Estuvo «volviendo a casa» durante otros tres días sin tocar la carretera en la que había dejado el coche, y al término del tercer día se halló en una zona que estaba segura de no haber pisado antes. Se le habían acabado los higos y el chocolate, y también prácticamente el azúcar. Comió un puñado de insípidas bayas, y cangrejo de río que limpió con una lima para las uñas e hirvió. Sabía, o creía saber, en qué dirección se hallaba el camino; pero el terreno no le permitía seguir esa dirección y la obligaba a desviarse una y otra vez en ángulo recto.
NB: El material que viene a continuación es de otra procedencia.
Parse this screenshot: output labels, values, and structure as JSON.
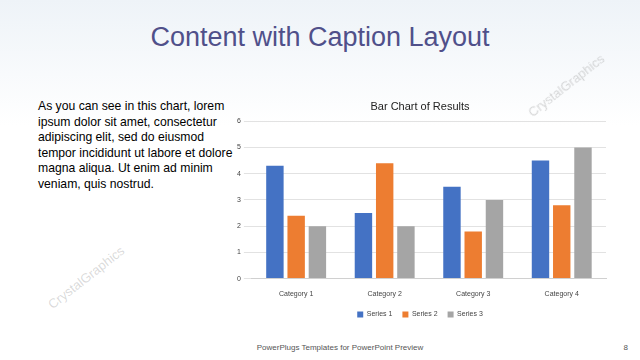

Al cuarto día -el séptimo desde que había bajado del coche- se puso a llover. Construyó un refugio con la tela de plástico y se pasó el día durmiendo y preparando té
sobre un diminuto fuego alimentado con leña que había conseguido poner a cubierto antes de que estuviera demasiado mojada. Cuando al llegar la noche se envolvió en su manta, llovía todavía.
En el curso de la noche, la fiebre vino y la despertó. No se oía más que el golpeteo de la lluvia, y podía sentir cómo el ardor de su rostro y oídos se desparramaba por todo el cuerpo. Pensó: «Voy a ponerme muy mal». En seguida se recostó de nuevo y se durmió.
Al día siguiente estaba enferma, con fiebre y una profunda tos. Seguía lloviendo, pero podía llover todavía durante una semana y ella no podía esperar una semana. Se lió la manta y la tela de plástico a la cabeza, a modo de desmesurados chales, y caminó cuanto pudo hasta detenerse para descansar bajo un saliente de roca. De repente era ya de mañana, y no recordaba noche alguna entre el sol y los pájaros y la tarde húmeda del día anterior. Intentó ponerse en pie y vio que tenía que apoyarse para erguirse, aferrándose a las rocas… mientras, no muy lejos, una piedra se deslizaba sobre otra.
Quedó petrificada y se dejó caer de nuevo, perversamente contenta de abandonar el esfuerzo. Un arrastrar de pies. «Un oso -pensó-. Un oso.» Y se aplastó contra las rocas. Fuera lo que fuera, estaba muy cerca pero no era visible, y lo ocultaba tan sólo el ángulo de la pared rocosa. Se arrebujó en sus chales y oyó cómo se acercaba. Entonces, mientras observaba, una mano cogió un insecto que se arrastraba a sólo dos metros de donde se hallaba ella agachada. Los dedos estaban cubiertos de vello, las uñas sucias y rotas, pero era una mano humana. «Al fin y al cabo son personas», pensó, y dio un paso adelante, despacio -como para no asustar a la criatura, aunque ahora ya sólo podía moverse despacio-, hasta que pudo ver los ojos asustados y profundos de la muchacha. «Tal vez me ayuden», pensó, y descubrió ahora que no sabía qué decir.